Захотелось поговорить с этим бритоголовым толстогубым негром, знавшим лишь одно русское слово «спасибо». Мой английский ужасен. И всё-таки:
– Гуд монинг!
– Гуд монинг! – сверкнул белозубой улыбкой африканец. Профессор рассказывал, что в этой стране люди не болеют кариесом!
– Май нэйм из Владимир.
– Май нэйм из Себатон.
– Хау а ю, Себатон?
– О’кей! – в лучших англосаксонских традициях фарфорово просиял африканец и поднял большой палец руки, той самой, на которой красовался аппарат Илизарова.

Идиотский вопрос! Спустя много лет Балабанов снимет фильм «Брат-2», где среди прочих гениальных фраз будет: «Им что, всем интересно, как у меня дела?»

– Хау из ё хэнд, Себатон? (Как твоя рука?)
– Найс! – расцвёл африканец и помахал аппаратом Илизарова.

«Ни хрена себе найс! – подумал я. – Кровь, гной и ещё месяца полтора таскать на плече эту железяку. Ну да, конечно, если руку не оттяпали, то можно сказать что и найс».

– Ю сёрвед ин артиллери? (Служил в артиллерии?)
– Йес, – кивнул африканец.
– Ду ю вонт ту ретёрн ту зе артиллери? (Хочешь вернуться в артиллерию?)
– Ноу, – ответил Себатон.
– Ю вил нот дифенд Ангола? (Ты не будешь защищать Анголу?)
– Ноу.
– Энд вот ду ю вонт? (Чего же ты хочешь?)
– Ай вонт ту мэрри.

Мэрри, мэрри… Что это значит, что за хрень такая?

– Ай вонт ту май гёрл, – подсказал Себатон.
– Ю хэв э гёрл? (У тебя есть девушка?)
– Йес.

Вот оно что! У него есть девушка. Чувиха в какой-то африканской деревушке, и он хочет к ней. Он не хочет воевать с подлым апартеидом, он не понимает, что расисты придут за ним и его девушкой, если он не будет стрелять в них из гаубицы, из миномёта?

– Энд вот эбаут Лумумба, Мандела, Мартин Лютер Кинг?
– Ай вонт ту мэрри, – повторил Себатон.

Говорить с африканским космополитом стало не о чем, да и мои познания в английском почти иссякли.

– Винтер! – кивнул я в окно, за которым простиралась заснеженная Боткинская улица.
– Винтер, – согласился Себатон. – Рашн винтер!
– Ду ю лайк рашн винтер, Себатон? (Тебе нравится зима?)
– Ноу, донт лав, – ответил африканец и поёжился.
– Ду ю лав Ленинград?
– Ноу.
– Вот ду ю вонт?
– Ай вонт ту мэрри. (Я хочу жениться.)

В этот момент Себатона позвала на процедуру постовая сестра. И хорошо, что позвала: лимит общения к этому моменту был исчерпан, в том числе и потому, что я понял – африканец Себатон знает английский чуть лучше меня.

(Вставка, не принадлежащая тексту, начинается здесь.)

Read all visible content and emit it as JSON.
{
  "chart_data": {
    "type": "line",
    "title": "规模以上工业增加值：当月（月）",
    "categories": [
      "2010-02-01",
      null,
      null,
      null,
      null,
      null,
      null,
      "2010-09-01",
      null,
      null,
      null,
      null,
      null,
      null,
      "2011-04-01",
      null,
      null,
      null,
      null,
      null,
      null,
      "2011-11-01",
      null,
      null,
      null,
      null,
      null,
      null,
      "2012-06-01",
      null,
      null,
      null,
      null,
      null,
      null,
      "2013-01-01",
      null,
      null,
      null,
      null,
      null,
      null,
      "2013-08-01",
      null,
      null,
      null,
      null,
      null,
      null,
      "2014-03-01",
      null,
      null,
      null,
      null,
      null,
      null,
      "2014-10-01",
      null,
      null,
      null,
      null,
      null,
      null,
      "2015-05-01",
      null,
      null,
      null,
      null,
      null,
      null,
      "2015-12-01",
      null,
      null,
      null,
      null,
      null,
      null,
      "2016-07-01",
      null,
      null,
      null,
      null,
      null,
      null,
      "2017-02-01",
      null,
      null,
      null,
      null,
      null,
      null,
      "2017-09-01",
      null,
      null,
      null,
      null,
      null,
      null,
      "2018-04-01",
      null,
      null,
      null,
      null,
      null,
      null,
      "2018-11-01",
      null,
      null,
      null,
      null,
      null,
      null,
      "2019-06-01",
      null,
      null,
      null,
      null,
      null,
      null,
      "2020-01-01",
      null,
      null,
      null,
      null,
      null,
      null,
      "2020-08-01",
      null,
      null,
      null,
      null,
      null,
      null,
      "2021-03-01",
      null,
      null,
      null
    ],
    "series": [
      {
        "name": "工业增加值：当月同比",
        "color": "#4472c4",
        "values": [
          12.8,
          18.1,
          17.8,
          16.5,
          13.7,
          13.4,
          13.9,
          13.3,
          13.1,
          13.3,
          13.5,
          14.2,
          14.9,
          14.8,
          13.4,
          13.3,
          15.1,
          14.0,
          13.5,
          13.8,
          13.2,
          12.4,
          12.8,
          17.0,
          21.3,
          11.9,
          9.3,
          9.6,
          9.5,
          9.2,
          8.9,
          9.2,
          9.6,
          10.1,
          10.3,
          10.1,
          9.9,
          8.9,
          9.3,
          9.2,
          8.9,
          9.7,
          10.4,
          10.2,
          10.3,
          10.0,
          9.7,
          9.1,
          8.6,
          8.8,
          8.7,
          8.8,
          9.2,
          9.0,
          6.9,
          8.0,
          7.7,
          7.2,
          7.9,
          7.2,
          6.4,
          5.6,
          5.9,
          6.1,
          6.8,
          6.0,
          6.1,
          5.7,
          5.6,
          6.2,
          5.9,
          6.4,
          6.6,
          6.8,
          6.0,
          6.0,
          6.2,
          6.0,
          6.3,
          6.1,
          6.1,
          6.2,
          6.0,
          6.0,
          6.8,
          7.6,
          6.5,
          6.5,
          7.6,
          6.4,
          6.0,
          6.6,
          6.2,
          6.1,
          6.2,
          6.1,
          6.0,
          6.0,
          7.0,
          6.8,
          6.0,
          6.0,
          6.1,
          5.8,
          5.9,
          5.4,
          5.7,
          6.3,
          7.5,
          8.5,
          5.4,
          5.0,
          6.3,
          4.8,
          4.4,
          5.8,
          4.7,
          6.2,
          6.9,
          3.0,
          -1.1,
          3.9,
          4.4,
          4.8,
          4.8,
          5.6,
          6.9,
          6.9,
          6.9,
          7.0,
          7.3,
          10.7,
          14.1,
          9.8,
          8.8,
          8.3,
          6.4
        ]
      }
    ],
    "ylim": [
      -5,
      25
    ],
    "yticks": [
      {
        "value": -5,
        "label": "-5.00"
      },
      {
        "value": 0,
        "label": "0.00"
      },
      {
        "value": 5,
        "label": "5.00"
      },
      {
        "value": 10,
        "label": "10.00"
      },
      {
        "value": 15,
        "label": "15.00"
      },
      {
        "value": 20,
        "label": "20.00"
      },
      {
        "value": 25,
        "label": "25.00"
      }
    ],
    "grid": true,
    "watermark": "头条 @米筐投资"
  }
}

– Придурок черномазый, – сказал мой приятель и однокурсник Витя, которому я пересказал этот неуклюжий диалог. – Стопроцентный придурок. Ну, Питер ты можешь и не любить, хотя тебе здесь руку спасли, свинья неблагодарная. Но свою родину… своих героев? Сгниёт на урановых рудниках, на табачных плантациях, в алмазных трубках! А нам бы с тобой, дружище, английский надо подтянуть…

«Надо подтянуть» растянулось на всю оставшуюся жизнь. Бывало, «подтягивал» и вполне сносно общался с иноземцами на бытовом уровне. Потом снова расслаблялся, забывал и снова «подтягивал». Удивляло неизменно одно: заходишь в какой-нибудь затрапезный сирийский, афганский, турецкий, кубинский магазинчик или бар, а тебе говорят: «Гуд монинг, сэр!»

С языками мне не везло со школы. Истеричная «англичанка» Зоя, оравшая с выпученными глазами: «Ю си-и-и-и-и, мистер Гуд? Гоу то зе блэкборд энд рид зе текст!» Спустя много лет оказалось, что у этой Зои фальшивый университетский диплом. Хлорозная «француженка» по прозвищу Жумапелька, учившая мою сестру, мечтала выйти замуж и свалить из райцентра. Спустя пять лет её мечта сбылась, а по-французски моя сестра, в отличие от Кисы Воробьянинова, не сможет даже сказать «жё не манж па сис жур».

В академии английский нам преподавали почему-то только два года. Суть заключалась в том, что мы обязаны были регулярно переводить со словарём энное количество «знаков», что делали за нас знакомые девочки с иняза, а мы расплачивались с ними билетами и контрамарками в театры и музеи, походами в мороженицы и т.п. Теперь, я слышал, в альма-матер дерут по языкам нашего брата целых пять лет и довольно жёстко. И правильно делают…

А вот насчёт этого самого «мэрри»… Я всегда считал свадьбы самым фальшивым из всех человеческих ритуалов. Почему? Красиво, даже приторно. И море цветов, и клятвы в вечной верности, и пожелания умереть в один день сто лет спустя. И… восемьдесят процентов разводов! И ещё процентов девятнадцать вынуждены друг друга терпеть, потому что бизнес общий, потому что жить негде, или ради детей, которые всё понимают…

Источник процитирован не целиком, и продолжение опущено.